Podbudowani wygranymi nad KRISPOL-em Września na swoim terenie i wygraną na wyjeździe z Exact Systems Norwid Częstochowa przystępowali siatkarze LUK Politechniki do wtorkowego starcia we własnej hali z Lechią Tomaszów Mazowiecki. Gospodarze byli faworytem - ekipa z województwa łódzkiego zajmują miejsce w dolnej części tabeli TAURON 1. Ligi, do meczu z lublinianami mieli na koncie dwie wygrane.
Spotkanie przebiegało zgodnie z przewidywaniami.

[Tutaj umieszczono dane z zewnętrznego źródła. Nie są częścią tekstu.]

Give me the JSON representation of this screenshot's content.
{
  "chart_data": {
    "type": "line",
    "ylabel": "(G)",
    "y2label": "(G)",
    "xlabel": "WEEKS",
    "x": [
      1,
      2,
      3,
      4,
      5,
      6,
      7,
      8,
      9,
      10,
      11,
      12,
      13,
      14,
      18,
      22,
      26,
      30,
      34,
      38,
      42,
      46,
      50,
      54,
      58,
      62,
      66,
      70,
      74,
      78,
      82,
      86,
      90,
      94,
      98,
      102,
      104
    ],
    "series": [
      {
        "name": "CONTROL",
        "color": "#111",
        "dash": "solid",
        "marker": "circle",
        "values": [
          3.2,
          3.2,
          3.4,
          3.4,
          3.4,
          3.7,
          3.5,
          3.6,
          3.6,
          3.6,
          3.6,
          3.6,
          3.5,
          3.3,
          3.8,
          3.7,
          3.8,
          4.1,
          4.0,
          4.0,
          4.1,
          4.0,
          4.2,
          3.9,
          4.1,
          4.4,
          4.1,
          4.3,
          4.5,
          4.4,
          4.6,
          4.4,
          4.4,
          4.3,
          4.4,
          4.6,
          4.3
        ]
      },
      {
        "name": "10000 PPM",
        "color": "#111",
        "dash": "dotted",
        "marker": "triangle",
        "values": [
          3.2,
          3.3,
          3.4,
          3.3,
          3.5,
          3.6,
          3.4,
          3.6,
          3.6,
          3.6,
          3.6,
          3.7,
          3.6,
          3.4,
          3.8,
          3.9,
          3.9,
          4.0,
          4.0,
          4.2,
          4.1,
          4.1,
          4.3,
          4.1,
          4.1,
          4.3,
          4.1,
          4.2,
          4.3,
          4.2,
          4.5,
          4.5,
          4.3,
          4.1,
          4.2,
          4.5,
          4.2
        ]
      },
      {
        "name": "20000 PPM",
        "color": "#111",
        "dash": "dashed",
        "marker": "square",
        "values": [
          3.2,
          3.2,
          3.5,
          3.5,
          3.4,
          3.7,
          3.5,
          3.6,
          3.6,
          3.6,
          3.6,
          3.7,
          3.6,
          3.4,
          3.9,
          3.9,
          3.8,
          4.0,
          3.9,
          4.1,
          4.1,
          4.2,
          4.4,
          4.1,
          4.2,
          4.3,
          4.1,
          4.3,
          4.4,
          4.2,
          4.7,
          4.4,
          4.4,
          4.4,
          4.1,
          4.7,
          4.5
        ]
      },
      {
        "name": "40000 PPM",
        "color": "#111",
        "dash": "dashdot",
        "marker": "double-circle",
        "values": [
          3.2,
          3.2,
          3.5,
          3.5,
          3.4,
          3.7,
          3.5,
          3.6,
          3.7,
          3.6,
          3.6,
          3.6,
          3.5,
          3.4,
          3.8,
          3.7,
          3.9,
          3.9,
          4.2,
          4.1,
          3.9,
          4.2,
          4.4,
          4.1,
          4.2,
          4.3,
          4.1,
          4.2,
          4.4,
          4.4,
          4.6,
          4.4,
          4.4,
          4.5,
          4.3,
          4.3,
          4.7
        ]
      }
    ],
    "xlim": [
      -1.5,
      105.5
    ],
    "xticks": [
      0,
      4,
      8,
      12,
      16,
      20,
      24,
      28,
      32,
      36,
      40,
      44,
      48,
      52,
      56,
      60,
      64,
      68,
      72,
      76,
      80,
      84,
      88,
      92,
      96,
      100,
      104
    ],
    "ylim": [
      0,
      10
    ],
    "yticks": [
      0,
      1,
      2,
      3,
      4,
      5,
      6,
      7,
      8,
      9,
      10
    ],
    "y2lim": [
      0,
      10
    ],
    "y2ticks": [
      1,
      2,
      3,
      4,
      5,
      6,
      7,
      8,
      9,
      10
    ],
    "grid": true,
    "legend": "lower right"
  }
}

Podopieczni trenera Macieja Kołodziejczyka wygrali pierwszego seta 25:19, już na samym jego początku wypracowując sobie sporą przewagę, której nie oddali do końca rozgrywki.W drugiej odsłonie goście zaliczyli lepszy początek, ale od wyniku 6:6 na prowadzenie wyszli siatkarze LUK Politechniki. Lechia nie była w stanie dotrzymać tempa gospodarzy i przegrała 17:25.
Lublinianie utrzymali wysoką koncentrację także w trzeciej partii, która okazała się ostatnią w tym spotkaniu. Znowu gospodarze zaczęli od stosunkowo wysokiej przewagi, którą utrzymali do końca trzeciego seta i całego meczu. LUK Politechnika wygrała z Lechią Tomaszów Maz. 3:0. Po dziesięciu meczach na swoim koncie 27 punktów. W następnym ligowym meczu, w najbliższą sobotę (5 grudnia), Grzegorz Pająk i spółka zagrają na swoim terenie z KPS Siedlce.
LUK Politechnika Lublin - Lechia Tomaszów Mazowiecki 3:0 (25:19, 25:17, 25:16)
LUK Politechnika: Rusin, Stajer, Pająk, Wachnik, Sobala, Romać, Majstorović.
Lechia: Janus, Neroj, Błoński, Miniak, Piotrowski, Kącki, Zieliński, Rajsner.